Outright repeated icky use of the past fact and/or future threat of rape of a woman as a plot device even if the author did turn that trope on its head in the present.
Bleh, to infinity & beyond.
From Google Play shop, read in epub, on Nook HD+.
I downloaded The Coldest Girl in Coldtown from the Google Play shop on kind of a whim, and polished it off in a day in a half on my Nook-- I had just finished another urban fantasy book and wanted something vampire-ish but not totally trash. Since this was Hugo-Nominated, I gave it a try.
This book is Dark-- it's a vampire dystopia, where the disease of vampirism is rampant, and the Infected must be confined in Coldtown-- to turn to vampires, to die, or sweat out the disease, but in any event, to never return to human life outside any Coldtown's walls.
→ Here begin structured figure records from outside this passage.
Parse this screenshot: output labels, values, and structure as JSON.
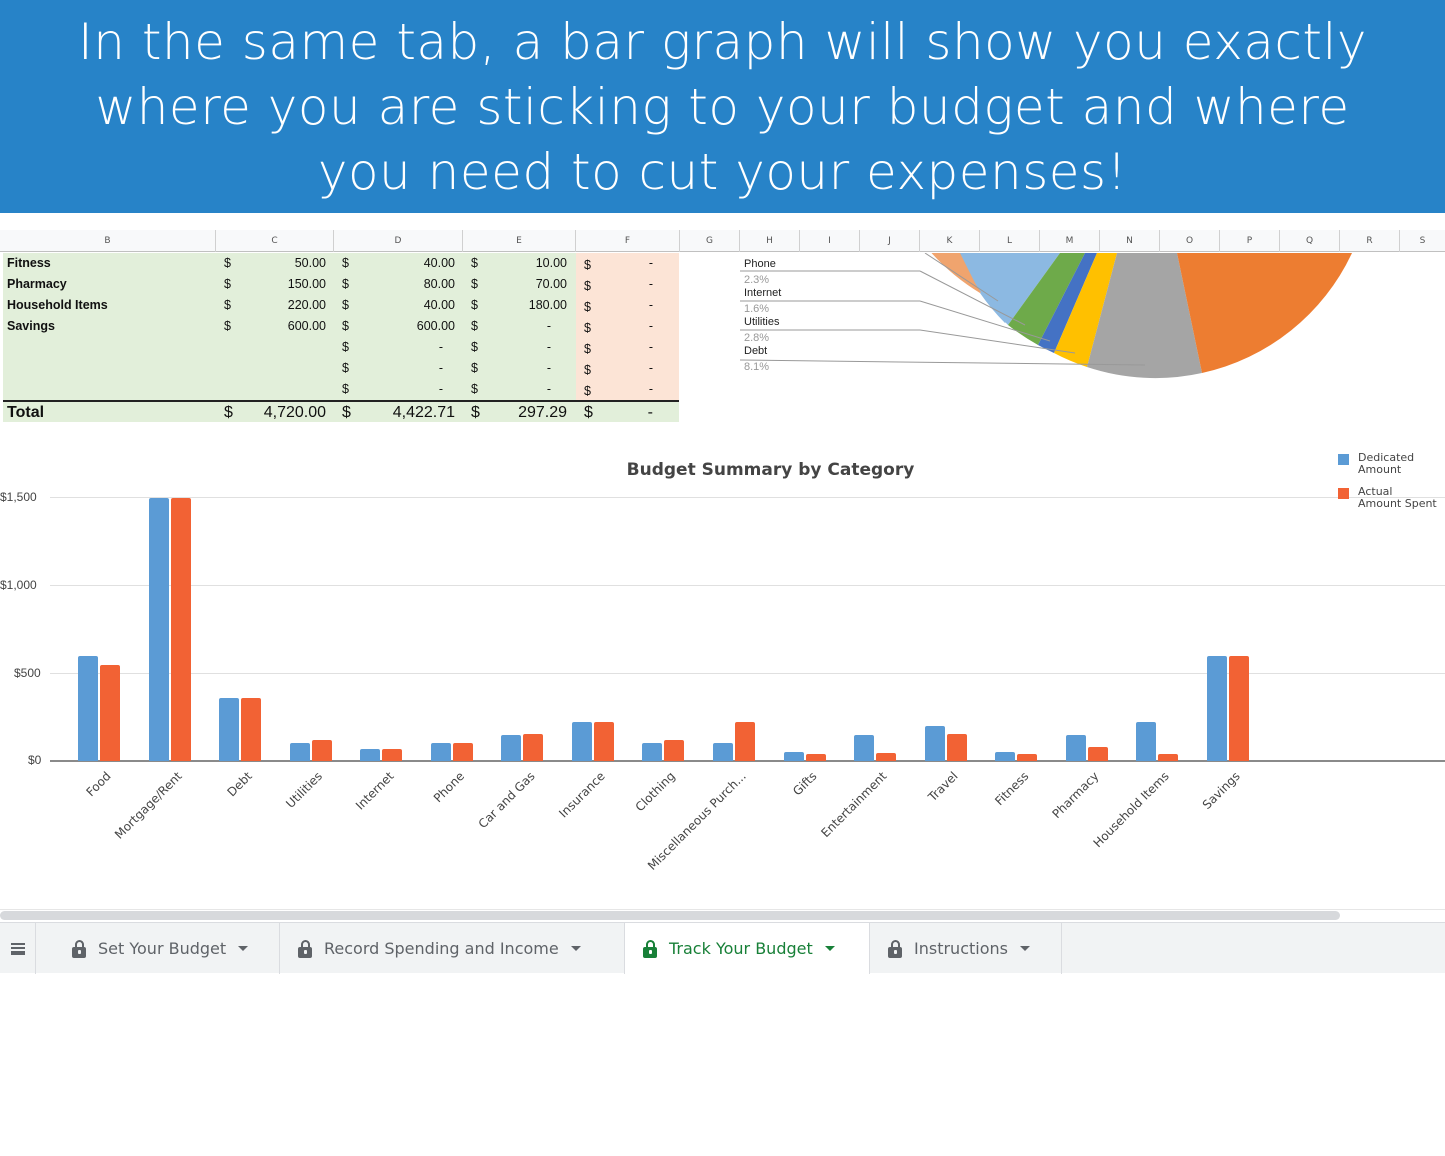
{
  "banner": {
    "lines": [
      "In the same tab, a bar graph will show you exactly",
      "where you are sticking to your budget and where",
      "you need to cut your expenses!"
    ],
    "background": "#2783c8"
  },
  "spreadsheet": {
    "columns": [
      "B",
      "C",
      "D",
      "E",
      "F",
      "G",
      "H",
      "I",
      "J",
      "K",
      "L",
      "M",
      "N",
      "O",
      "P",
      "Q",
      "R",
      "S"
    ],
    "rows": [
      {
        "label": "Fitness",
        "c_sym": "$",
        "c": "50.00",
        "d_sym": "$",
        "d": "40.00",
        "e_sym": "$",
        "e": "10.00",
        "f_sym": "$",
        "f": "-"
      },
      {
        "label": "Pharmacy",
        "c_sym": "$",
        "c": "150.00",
        "d_sym": "$",
        "d": "80.00",
        "e_sym": "$",
        "e": "70.00",
        "f_sym": "$",
        "f": "-"
      },
      {
        "label": "Household Items",
        "c_sym": "$",
        "c": "220.00",
        "d_sym": "$",
        "d": "40.00",
        "e_sym": "$",
        "e": "180.00",
        "f_sym": "$",
        "f": "-"
      },
      {
        "label": "Savings",
        "c_sym": "$",
        "c": "600.00",
        "d_sym": "$",
        "d": "600.00",
        "e_sym": "$",
        "e": "-",
        "f_sym": "$",
        "f": "-"
      },
      {
        "label": "",
        "c_sym": "",
        "c": "",
        "d_sym": "$",
        "d": "-",
        "e_sym": "$",
        "e": "-",
        "f_sym": "$",
        "f": "-"
      },
      {
        "label": "",
        "c_sym": "",
        "c": "",
        "d_sym": "$",
        "d": "-",
        "e_sym": "$",
        "e": "-",
        "f_sym": "$",
        "f": "-"
      },
      {
        "label": "",
        "c_sym": "",
        "c": "",
        "d_sym": "$",
        "d": "-",
        "e_sym": "$",
        "e": "-",
        "f_sym": "$",
        "f": "-"
      }
    ],
    "total": {
      "label": "Total",
      "c_sym": "$",
      "c": "4,720.00",
      "d_sym": "$",
      "d": "4,422.71",
      "e_sym": "$",
      "e": "297.29",
      "f_sym": "$",
      "f": "-"
    }
  },
  "pie_chart": {
    "labels": [
      {
        "name": "Phone",
        "pct": "2.3%"
      },
      {
        "name": "Internet",
        "pct": "1.6%"
      },
      {
        "name": "Utilities",
        "pct": "2.8%"
      },
      {
        "name": "Debt",
        "pct": "8.1%"
      }
    ],
    "colors": {
      "peach": "#f0a46e",
      "lightblue": "#8cb9e2",
      "green": "#6eaa4a",
      "blue": "#4472c4",
      "yellow": "#ffc000",
      "gray": "#a5a5a5",
      "orange": "#ed7d31"
    }
  },
  "chart_data": {
    "type": "bar",
    "title": "Budget Summary by Category",
    "xlabel": "",
    "ylabel": "",
    "ylim": [
      0,
      1500
    ],
    "yticks": [
      "$0",
      "$500",
      "$1,000",
      "$1,500"
    ],
    "grid": true,
    "legend_position": "top-right",
    "categories": [
      "Food",
      "Mortgage/Rent",
      "Debt",
      "Utilities",
      "Internet",
      "Phone",
      "Car and Gas",
      "Insurance",
      "Clothing",
      "Miscellaneous Purch...",
      "Gifts",
      "Entertainment",
      "Travel",
      "Fitness",
      "Pharmacy",
      "Household Items",
      "Savings"
    ],
    "series": [
      {
        "name": "Dedicated Amount",
        "color": "#5b9bd5",
        "values": [
          600,
          1500,
          360,
          100,
          70,
          100,
          150,
          220,
          100,
          100,
          50,
          150,
          200,
          50,
          150,
          220,
          600
        ]
      },
      {
        "name": "Actual Amount Spent",
        "color": "#f26234",
        "values": [
          550,
          1500,
          360,
          120,
          70,
          100,
          155,
          220,
          120,
          225,
          40,
          45,
          155,
          40,
          80,
          40,
          600
        ]
      }
    ]
  },
  "legend": {
    "items": [
      {
        "line1": "Dedicated",
        "line2": "Amount",
        "color": "#5b9bd5"
      },
      {
        "line1": "Actual",
        "line2": "Amount Spent",
        "color": "#f26234"
      }
    ]
  },
  "sheet_tabs": {
    "menu_icon": "all-sheets-icon",
    "tabs": [
      {
        "label": "Set Your Budget",
        "active": false,
        "locked": true
      },
      {
        "label": "Record Spending and Income",
        "active": false,
        "locked": true
      },
      {
        "label": "Track Your Budget",
        "active": true,
        "locked": true
      },
      {
        "label": "Instructions",
        "active": false,
        "locked": true
      }
    ]
  }
}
I loved the book in the way that painful, truthful, uncomfortable stories about damaged people reacting to painful things can be loved. Suffice it to say I winced a lot and occasionally was a little nauseous on the characters' behalves; I wanted to kick our heroine's ex-boyfriend and fellow adventurer Aidan in the head a few times for being such a jackass a few times, and generally wanted to set the world on fire for Gavriel, our hero/villian/vampire/monster in chief, not to mention our heroine, Tana, who prior to the events of a vampire attack at a party she'd been at with Aidan, had already not been having the best of all possible lives, though she'd done what she could to put a shine on it for her little sister. Fuzzy end of the lollipop doesn't begin to describe it.
This is an adult book (as I see it, given all of the killings & gore, despite the lack of sex and the author's history writing YA) written with teenage characters and adult characters, all of whom are wonderfully flawed and not fully conscious of the reasons for all their actions. You could take a meta view and say "so and so reacted because of PTSD" or "this character wasn't really a monster, he was just misunderstood" and look at the book as an analysis of youth and aging, of arrested development despite the passage of time-- or you could look at it as an action/adventure roadtrip story, that happens to have teenagers & ancient vampires and some seriously deluded bloggers and other dumb kids who veer into the story at one point or another.
There are lots of layers to be peeled away-- I pretty much couldn't put it down, because the story was awful, in the old-fashioned sense of the word, moments of the grotesque interspersed with beautiful prose, reflections on what it meant to be human (or not) and what it means to be able to choose, for better or ill, and how that shapes us. The only "bad" part about the story, such as it is, is how the author chose to deal with Tana's reactions to Aiden, but I could understand her choices and I think my criticisms are more feminist quibbles than what was wrong for the character or any character in those particular shoes.
The world of the book feels very real-- very gritty & seedy & cold, like dirty ice on your skin. It's a book to reread, and make you ponder-- aren't we all entitled to love, even the monsters?